Host APIs
Lyquid guest code reaches the node through the lyquor_api host bridge. Every host function returns
LyquidResult<T>, so call them with ?. Most are wrapped by higher-level macros — call!, upc!,
trigger!, submit_certified_call!, log!, println! — and you should prefer the macro. A handful
are called directly: signing, randomness, time, HTTP, identity lookups, and oracle/sequencer
metadata.
Context Restrictions
Many host APIs are restricted to one method category, and the restriction is enforced at runtime:
calling a restricted API from the wrong context returns LyquidError::LyquorRuntime(...) instead of
executing. This is how determinism is protected — a network method physically cannot read the clock,
draw randomness, sign with the node key, or make an HTTP request.
In the tables below, the Context column is one of:
instance— instance methods only (errors from a network context)network— network methods only (errors from an instance context)any— allowed in both, deterministic
Directly Called APIs
| API | Signature | Context | Purpose |
|---|---|---|---|
sign | sign(msg: Bytes, cipher: Cipher) -> Bytes | instance | Sign a message with the node's key for the given Cipher |
verify | verify(msg: Bytes, cipher: Cipher, sig: Bytes, pubkey: Bytes) -> bool | any | Verify a signature (deterministic) |
random_bytes | random_bytes(length: usize) -> Vec<u8> | instance | Node-local randomness |
systime | systime() -> u64 | instance | Current node time as Unix milliseconds |
http_request | http_request(request: http::Request, options: Option<http::RequestOptions>) -> http::Response | instance | Perform an outbound HTTP(S) request |
eth_contract | eth_contract() -> Option<Address> | any | The EVM contract address bound to this Lyquid, if any |
sequence_backend_id | sequence_backend_id() -> SequenceBackendID | any | Identifier of the active sequencing backend |
fetch_oracle_info | fetch_oracle_info(topic: String, target: OracleTarget, full_config: bool) -> Option<OracleEpochInfo> | instance | Read oracle epoch/committee metadata for a topic and target |
version | version() -> LyquidNumber | any | Current network state version |
chain_pos | chain_pos() -> ChainPos | any | Current chain position |
get_ed25519_qxy | get_ed25519_qxy(pubkey: [u8; 32]) -> (U256, U256) | any | Decompress an ed25519 public key to curve coordinates |
get_address_by_ed25519 | get_address_by_ed25519(pubkey: [u8; 32]) -> Option<Address> | any | Map an ed25519 public key to its address |
get_ed25519_by_address | get_ed25519_by_address(address: Address) -> Option<NodeID> | any | Map an address to its node ID |
Cipher is Ed25519 or Secp256k1. Note the asymmetry between sign (instance only, uses the
node key) and verify (deterministic, allowed in network methods).
Macro-Wrapped APIs
Prefer the macro; it encodes/decodes named fields and applies the correct semantics. The underlying host function is listed for reference.

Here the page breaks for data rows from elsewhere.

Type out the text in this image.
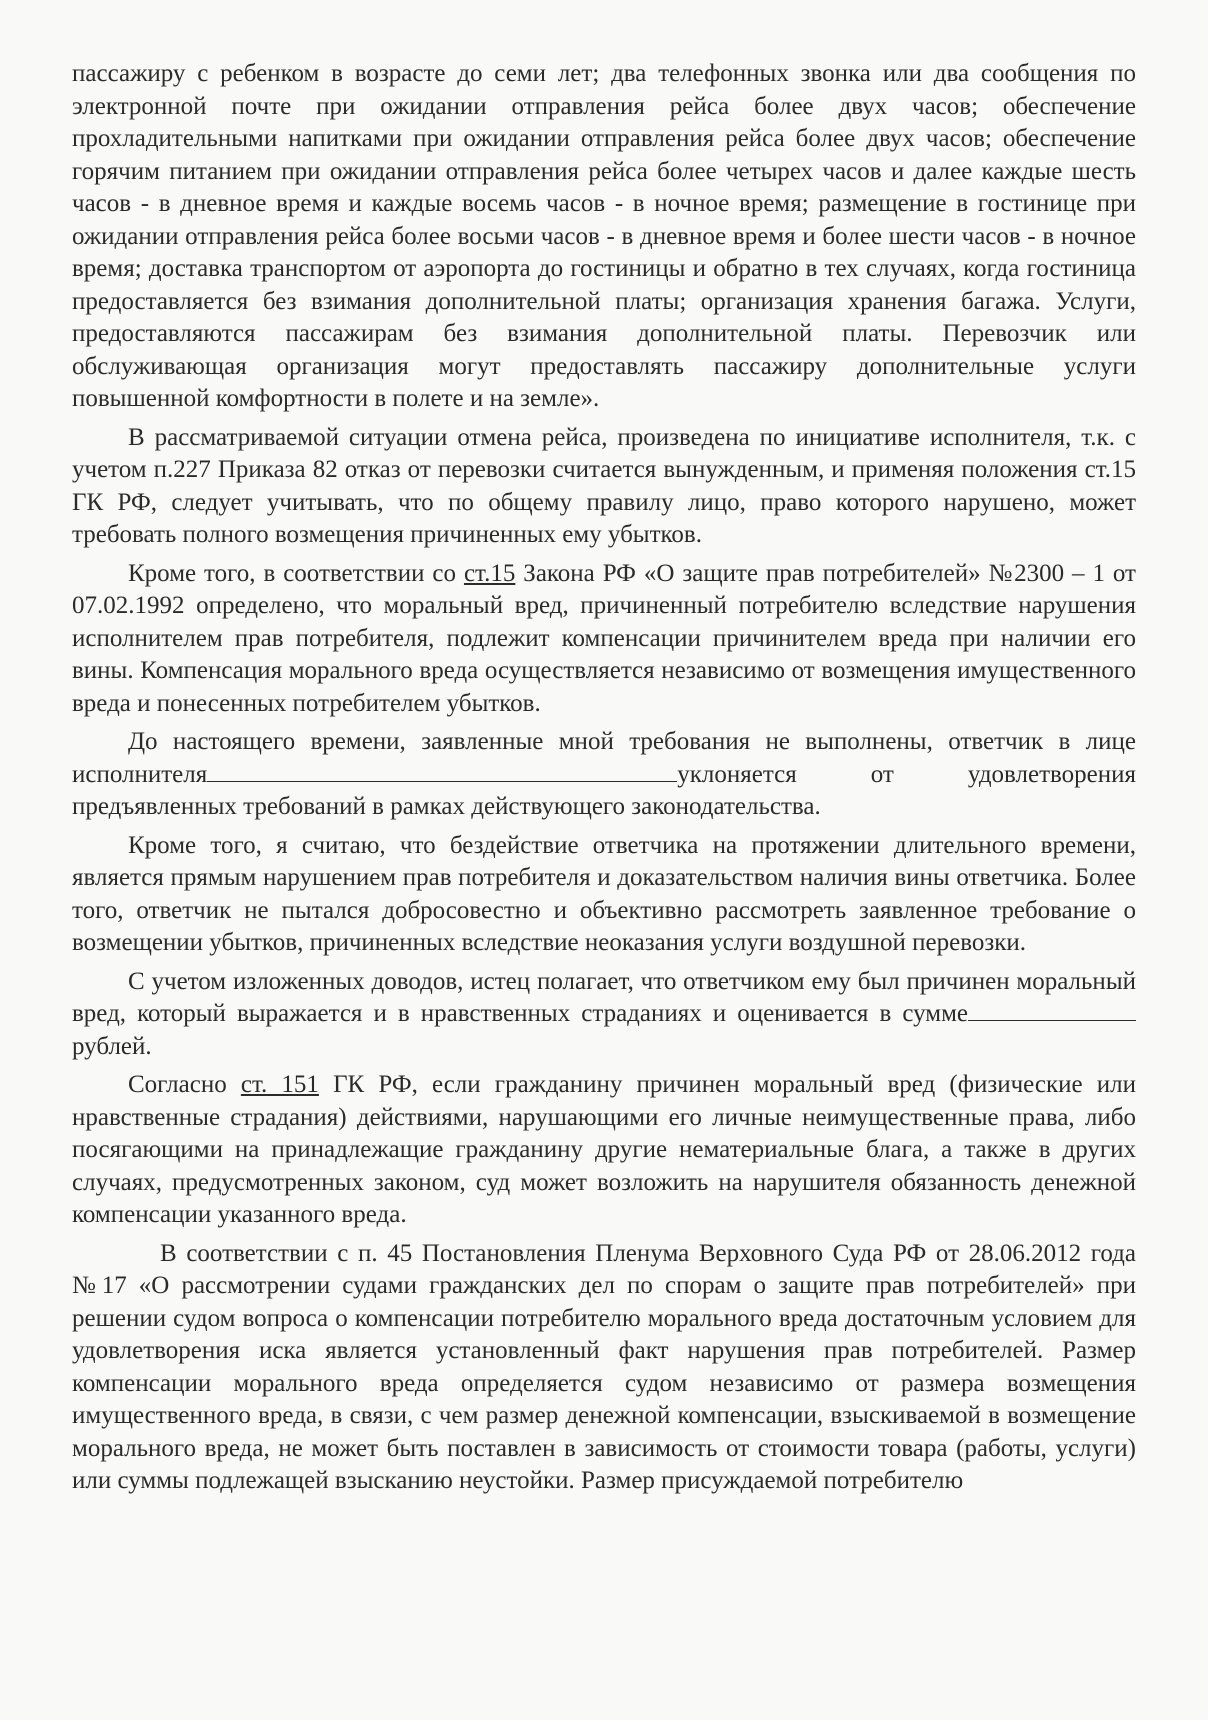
пассажиру с ребенком в возрасте до семи лет; два телефонных звонка или два сообщения по электронной почте при ожидании отправления рейса более двух часов; обеспечение прохладительными напитками при ожидании отправления рейса более двух часов; обеспечение горячим питанием при ожидании отправления рейса более четырех часов и далее каждые шесть часов - в дневное время и каждые восемь часов - в ночное время; размещение в гостинице при ожидании отправления рейса более восьми часов - в дневное время и более шести часов - в ночное время; доставка транспортом от аэропорта до гостиницы и обратно в тех случаях, когда гостиница предоставляется без взимания дополнительной платы; организация хранения багажа. Услуги, предоставляются пассажирам без взимания дополнительной платы. Перевозчик или обслуживающая организация могут предоставлять пассажиру дополнительные услуги повышенной комфортности в полете и на земле».

В рассматриваемой ситуации отмена рейса, произведена по инициативе исполнителя, т.к. с учетом п.227 Приказа 82 отказ от перевозки считается вынужденным, и применяя положения ст.15 ГК РФ, следует учитывать, что по общему правилу лицо, право которого нарушено, может требовать полного возмещения причиненных ему убытков.

Кроме того, в соответствии со ст.15 Закона РФ «О защите прав потребителей» №2300 – 1 от 07.02.1992 определено, что моральный вред, причиненный потребителю вследствие нарушения исполнителем прав потребителя, подлежит компенсации причинителем вреда при наличии его вины. Компенсация морального вреда осуществляется независимо от возмещения имущественного вреда и понесенных потребителем убытков.

До настоящего времени, заявленные мной требования не выполнены, ответчик в лице исполнителя	уклоняется от удовлетворения предъявленных требований в рамках действующего законодательства.

Кроме того, я считаю, что бездействие ответчика на протяжении длительного времени, является прямым нарушением прав потребителя и доказательством наличия вины ответчика. Более того, ответчик не пытался добросовестно и объективно рассмотреть заявленное требование о возмещении убытков, причиненных вследствие неоказания услуги воздушной перевозки.

С учетом изложенных доводов, истец полагает, что ответчиком ему был причинен моральный вред, который выражается и в нравственных страданиях и оценивается в сумме рублей.

Согласно ст. 151 ГК РФ, если гражданину причинен моральный вред (физические или нравственные страдания) действиями, нарушающими его личные неимущественные права, либо посягающими на принадлежащие гражданину другие нематериальные блага, а также в других случаях, предусмотренных законом, суд может возложить на нарушителя обязанность денежной компенсации указанного вреда.

В соответствии с п. 45 Постановления Пленума Верховного Суда РФ от 28.06.2012 года №17 «О рассмотрении судами гражданских дел по спорам о защите прав потребителей» при решении судом вопроса о компенсации потребителю морального вреда достаточным условием для удовлетворения иска является установленный факт нарушения прав потребителей. Размер компенсации морального вреда определяется судом независимо от размера возмещения имущественного вреда, в связи, с чем размер денежной компенсации, взыскиваемой в возмещение морального вреда, не может быть поставлен в зависимость от стоимости товара (работы, услуги) или суммы подлежащей взысканию неустойки. Размер присуждаемой потребителю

| Macro | Host function | Context | Notes |
|---|---|---|---|
call! | inter_lyquid_call | network | Atomic inter-Lyquid network call; aborts the slot on failure |
upc! | universal_procedural_call | instance | Off-chain inter-Lyquid call across hosting nodes |
submit_certified_call! | submit_call | instance | Submit a certified call to the sequencing backend |
trigger! | trigger | any | Schedule a function; TriggerMode::Commit is network only |
log! | log | network | Emit a Lyte log (EVM-event-like) |
print! / println! / eprint! / eprintln! | console_output | any | Lyquid console output |
state_set and state_get also exist on the bridge but are emitted by the generated state! code.

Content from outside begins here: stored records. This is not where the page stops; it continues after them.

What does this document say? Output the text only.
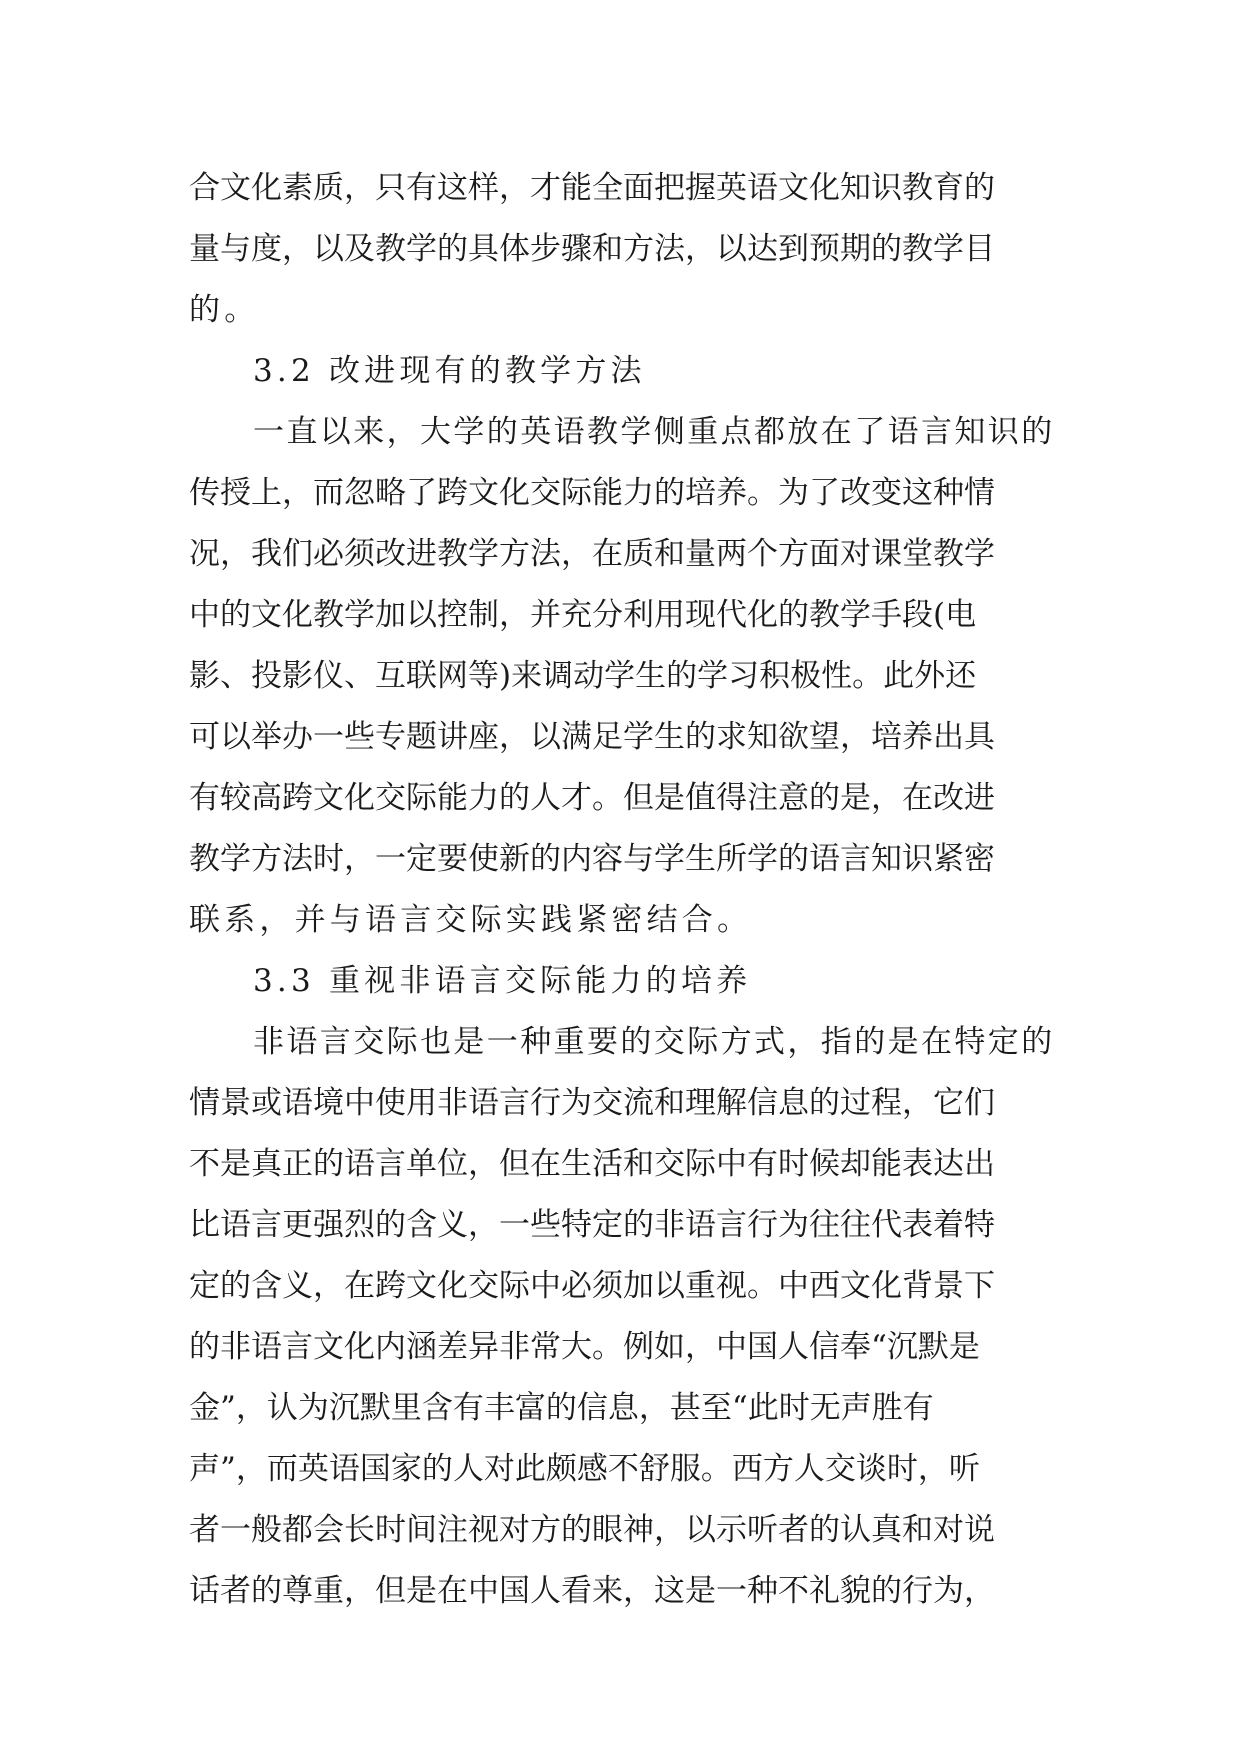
合文化素质，只有这样，才能全面把握英语文化知识教育的
量与度，以及教学的具体步骤和方法，以达到预期的教学目
的。
3.2 改进现有的教学方法
一直以来，大学的英语教学侧重点都放在了语言知识的
传授上，而忽略了跨文化交际能力的培养。为了改变这种情
况，我们必须改进教学方法，在质和量两个方面对课堂教学
中的文化教学加以控制，并充分利用现代化的教学手段(电
影、投影仪、互联网等)来调动学生的学习积极性。此外还
可以举办一些专题讲座，以满足学生的求知欲望，培养出具
有较高跨文化交际能力的人才。但是值得注意的是，在改进
教学方法时，一定要使新的内容与学生所学的语言知识紧密
联系，并与语言交际实践紧密结合。
3.3 重视非语言交际能力的培养
非语言交际也是一种重要的交际方式，指的是在特定的
情景或语境中使用非语言行为交流和理解信息的过程，它们
不是真正的语言单位，但在生活和交际中有时候却能表达出
比语言更强烈的含义，一些特定的非语言行为往往代表着特
定的含义，在跨文化交际中必须加以重视。中西文化背景下
的非语言文化内涵差异非常大。例如，中国人信奉“沉默是
金”，认为沉默里含有丰富的信息，甚至“此时无声胜有
声”，而英语国家的人对此颇感不舒服。西方人交谈时，听
者一般都会长时间注视对方的眼神，以示听者的认真和对说
话者的尊重，但是在中国人看来，这是一种不礼貌的行为，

Do not call them directly; use declared state variables instead.
HTTP Request Example
An instance method can fetch external data over HTTP. Decode the response body with serde_json or
any other parser.
use lyquid::http::{Method, Request, RequestOptions};
#[method::instance]
fn fetch_price(ctx: &mut _, symbol: String) -> LyquidResult<U256> {
let req = Request {
method: Method::Get,
url: format!("https://api.example.com/ticker?symbol={symbol}"),
headers: vec![],
body: None,
};
let resp = lyquor_api::http_request(req, Some(RequestOptions { timeout_ms: Some(1000) }))?;
if resp.status != 200 {
return Err(LyquidError::LyquorRuntime(format!("HTTP {}", resp.status)));
}
// parse resp.body, store into instance state, or return a value
Ok(U256::ZERO)
}
http::Request carries method, url, headers: Vec<Header>, and body: Option<Vec<u8>>.
http::Response carries status: u16, headers: Vec<Header>, and body: Vec<u8>. Because
http_request is instance-only, results that must reach network state have to go through an
oracle/certified-call flow — see Oracles and Certified Calls.